Budgeting is a skill that is neglected many small businesses but simply having one in place makes you less likely to overspend.
A budget is essentially a record of the money flowing into and going out of your business. Budgets enable you to set aside money for significant costs such as new machinery, loan repayments, or your company tax bill. Your company will be safeguarded in a downturn and thrive in good times if you let your budget guide your decisions. Because of this, developing a formal budget is an essential component of any successful business. Here’s how
Think about why you need a budget
Are you trying to add legitimacy to your business so that you can appeal for investment or debt financing? Or are you just trying to keep track of expenses to avoid overspending? If it’s the former, you’ll want to work with an accountant. If it’s the latter, you should be able to handle it internally.
Set up two business bank accounts
Set up a business checking account and a business savings account, separate from your personal bank account. All the money coming into your business should go through your checking account (this will help you calculate your total revenue). The savings account is where you will save for big future expenses.
Calculate the revenue for your business
Add all of the income streams for your business (e.g, sales, consulting, or freelance work) to your budget. If you are struggling to get close to a monthly estimate, try doing a best- and worst-case scenario.

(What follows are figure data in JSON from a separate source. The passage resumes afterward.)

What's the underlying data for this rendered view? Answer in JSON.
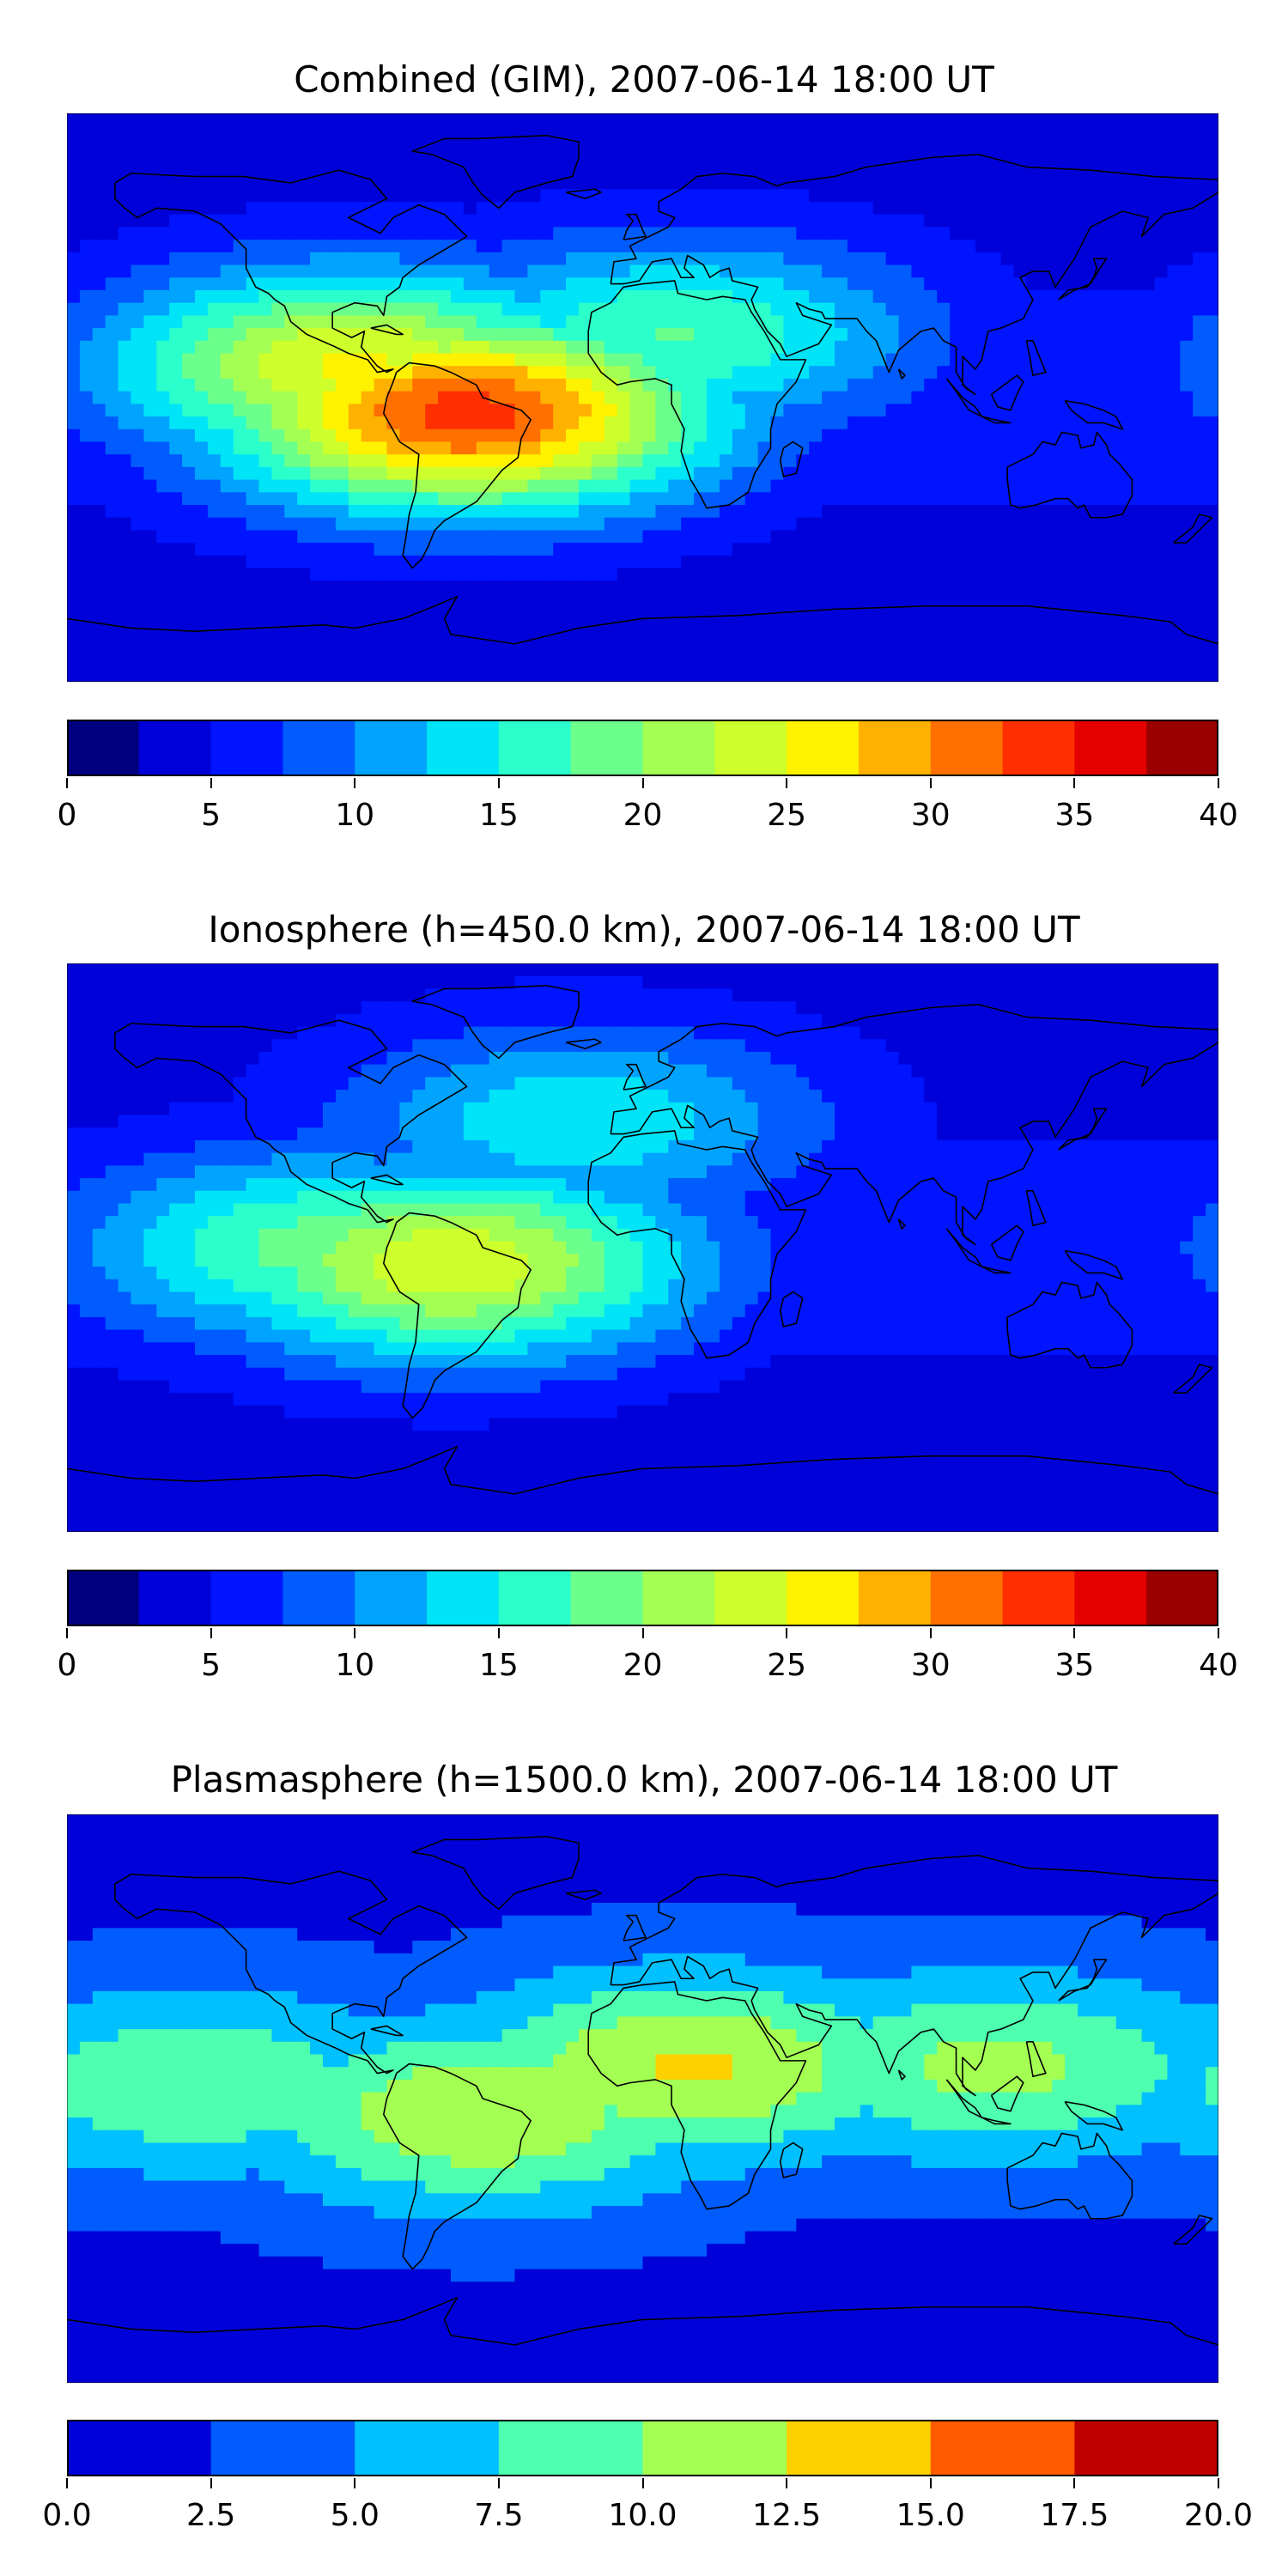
{
  "panels": [
    {
      "title": "Combined (GIM), 2007-06-14 18:00 UT",
      "colorbar": {
        "min": 0,
        "max": 40,
        "step": 2.5,
        "tick_labels": [
          "0",
          "5",
          "10",
          "15",
          "20",
          "25",
          "30",
          "35",
          "40"
        ],
        "colors": [
          "#00007f",
          "#0000d9",
          "#0014ff",
          "#005cff",
          "#00a4ff",
          "#00e4f8",
          "#2bffcb",
          "#6bff8b",
          "#a4ff53",
          "#ccff2b",
          "#fff200",
          "#ffb100",
          "#ff7000",
          "#ff2f00",
          "#e60000",
          "#9a0000"
        ]
      },
      "field": {
        "peaks": [
          {
            "lon": -55,
            "lat": -5,
            "value": 30
          },
          {
            "lon": -90,
            "lat": 10,
            "value": 22
          },
          {
            "lon": 10,
            "lat": 20,
            "value": 14
          }
        ]
      }
    },
    {
      "title": "Ionosphere  (h=450.0 km), 2007-06-14 18:00 UT",
      "colorbar": {
        "min": 0,
        "max": 40,
        "step": 2.5,
        "tick_labels": [
          "0",
          "5",
          "10",
          "15",
          "20",
          "25",
          "30",
          "35",
          "40"
        ],
        "colors": [
          "#00007f",
          "#0000d9",
          "#0014ff",
          "#005cff",
          "#00a4ff",
          "#00e4f8",
          "#2bffcb",
          "#6bff8b",
          "#a4ff53",
          "#ccff2b",
          "#fff200",
          "#ffb100",
          "#ff7000",
          "#ff2f00",
          "#e60000",
          "#9a0000"
        ]
      },
      "field": {
        "peaks": [
          {
            "lon": -60,
            "lat": -5,
            "value": 21
          },
          {
            "lon": -100,
            "lat": 0,
            "value": 15
          },
          {
            "lon": -20,
            "lat": 40,
            "value": 11
          }
        ]
      }
    },
    {
      "title": "Plasmasphere (h=1500.0 km), 2007-06-14 18:00 UT",
      "colorbar": {
        "min": 0,
        "max": 20,
        "step": 2.5,
        "tick_labels": [
          "0.0",
          "2.5",
          "5.0",
          "7.5",
          "10.0",
          "12.5",
          "15.0",
          "17.5",
          "20.0"
        ],
        "colors": [
          "#0000d9",
          "#005cff",
          "#00c0ff",
          "#4dffaf",
          "#a4ff53",
          "#ffd000",
          "#ff5a00",
          "#c00000"
        ]
      },
      "field": {
        "peaks": [
          {
            "lon": 15,
            "lat": 10,
            "value": 11
          },
          {
            "lon": -50,
            "lat": -5,
            "value": 10.5
          },
          {
            "lon": 110,
            "lat": 10,
            "value": 9
          },
          {
            "lon": -140,
            "lat": 5,
            "value": 8
          }
        ]
      }
    }
  ]
}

Note down your initial costs.
If you’re yet to start your business, calculate the expenses needed to get things up and running. These could be your facilities costs (e.g., setting up your home office), capital expenditure (e.g. equipment), and other costs (e.g. company registration & other expenses).
Figure out your recurring expenses
Some of your costs repeat on a regular basis (e. g, rent, Wifi, business insurance). Tally these fixed costs up. If you are employing people, whether full-time or freelancers include those costs here.
Decide how much to save
Build savings into your budget so you’re always putting money aside. This can be a fixed sum every month (e.g. GH₵10,000) or a percentage of your total revenue. Then, transfer this amount from your business checking account into your savings account.
Set aside time each week to monitor how the business’ income and expenses are performing against the budgeted figures. Make adjustments where necessary. With the help of small business accounting software, this process can take as little as five minutes a week. If you want more expert input and support around your tax bill, consider working with an accountant.
Although there’s plenty of budgeting software and people explaining how to budget out there, the most important thing is to not feel overwhelmed.
If you are just starting with your budget or are simply trying to formalize your budgeting process, it’s better to get moving with a simple budget than to get stuck on a complicated one and end up throwing in the towel altogether.
In practice, that means using budgeting tools that are connected to your sales or accounting software so that you don’t have to spend hours each week manually inputting data.
To ensure you can weather the ever-changing nature of business, use your budget to inform your strategy and decision-making.
For example, if you’ve just had a great month of sales, it should mean that your budget for the next month (e. g, your marketing budget) can increase.
This way, you can continue to drive growth in your business – if that’s what you want.
On the other hand, if you’ve made less money this month than you were expecting, your budget for the next month will likely have to decrease. Keeping your budget flexible and adaptable will let you protect your business when times are tough and make the most of boom times.
Keep expenses to a minimum
In the early days, the fewer non-essential expenses your business incurs, the faster you can get to profitability.
Putting meals and taxi rides on the business account might seem tempting, but this will just eat into your profit margin and affect how much money you’ll be able to take out of the business – either in savings or to pay yourself with. Also, remember that financials should always be near the top of the agenda when it comes to any monthly management meetings.